Last night, Nationals Managing Principal Owner -- I don’t make the titles, folks -- Mark Lerner fired GM Mike Rizzo and manager Dave Martinez for their failure to force Lerner to spend money on good baseball players.
Rizzo, who turned Juan Soto into a championship-caliber core making no money, was hamstrung by two generations of Lerners over the last six seasons, as ownership navigated the MASN debacle and readied itself for sale. The Nats’ cash payroll is lower this year than it was in 2014. Rizzo built the 2019 World Series champs and had a good start on building the 2029 ones. He simply wasn’t allowed to do the rest of the job.
Martinez did the best with what he had in recent seasons, and certainly deserves some credit for the development of the young players Rizzo acquired as he tore down those ’19 champions. I saw the Nats close up a week ago in a game they lost as a succession of replacement-level pitchers came out of the bullpen in Anaheim to kill off a potential win. The first one I’d seen before, the second’s name was vaguely familiar, the third was almost certainly an AI hallucination. Nats relievers have the highest ERA and highest FIP in baseball, and only the Angels have a worse bullpen fWAR. Managers in the modern game have their greatest impact by selecting and deploying relief pitchers, so Martinez may deserve a little blame, but Tony La Russa at his peak couldn’t make a good bullpen from the guys the Nats have in hand.
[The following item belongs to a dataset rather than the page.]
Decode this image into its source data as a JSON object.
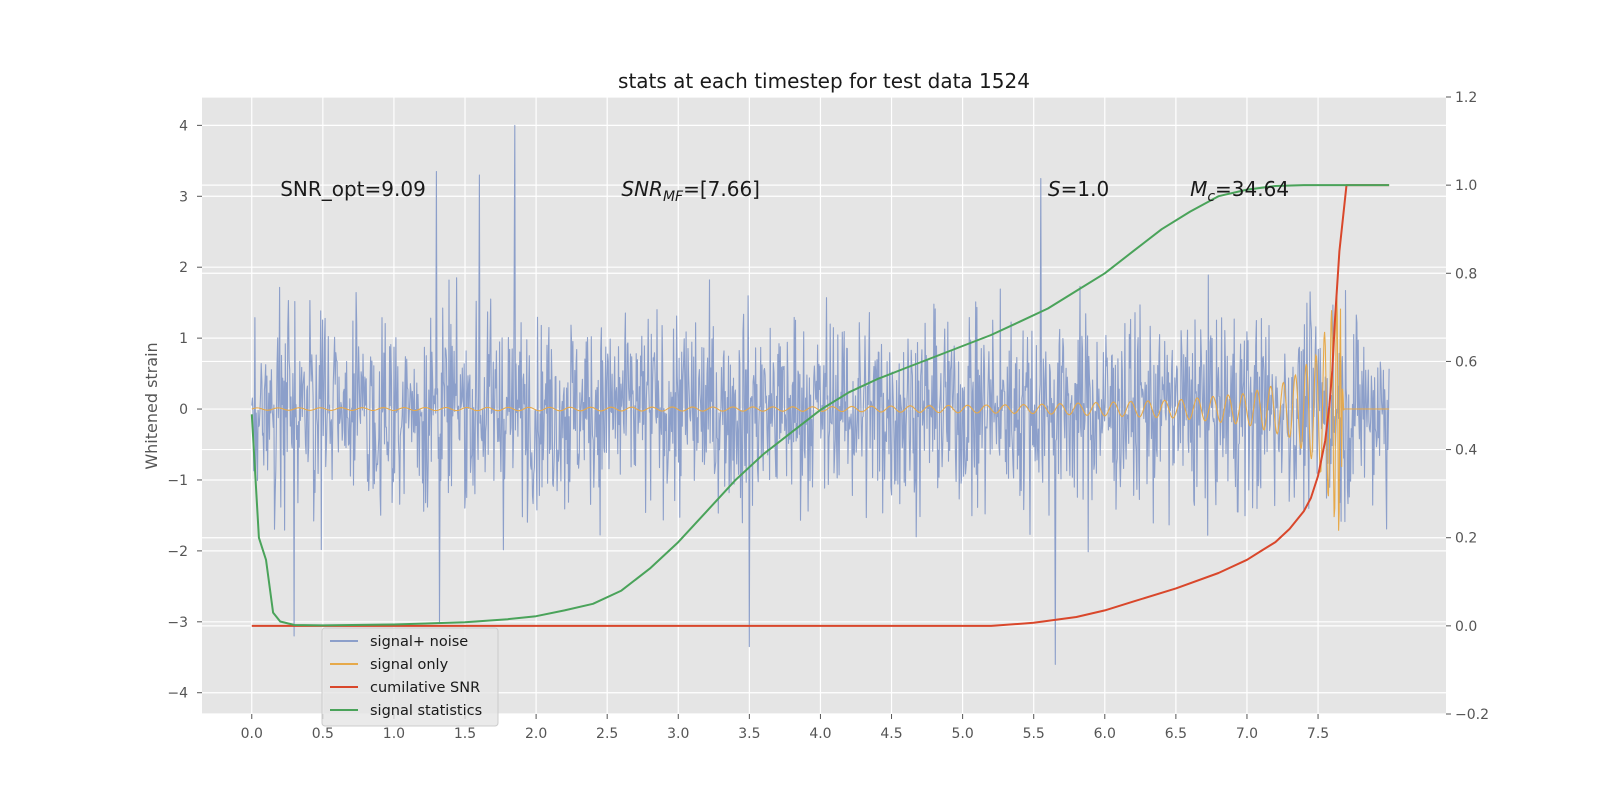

The Nationals are where they are because they have bad ownership. As I have said many, many times, the Nationals lost more to the pandemic than any other team did, unable to capitalize at the gate on their championship season. The Lerners, first father then son, exacerbated that problem, forcing a rebuild, slashing payroll, and failing to let Rizzo put better-paid pieces around a very impressive group of young, inexpensive players. Firing the management team just before the draft and trade deadline is the kind of impetuous move that underlines that Mark Lerner is in over his head.
The Nationals didn’t solve any problems by firing Rizzo and Martinez. Until there is new ownership, not much is going to change in D.C.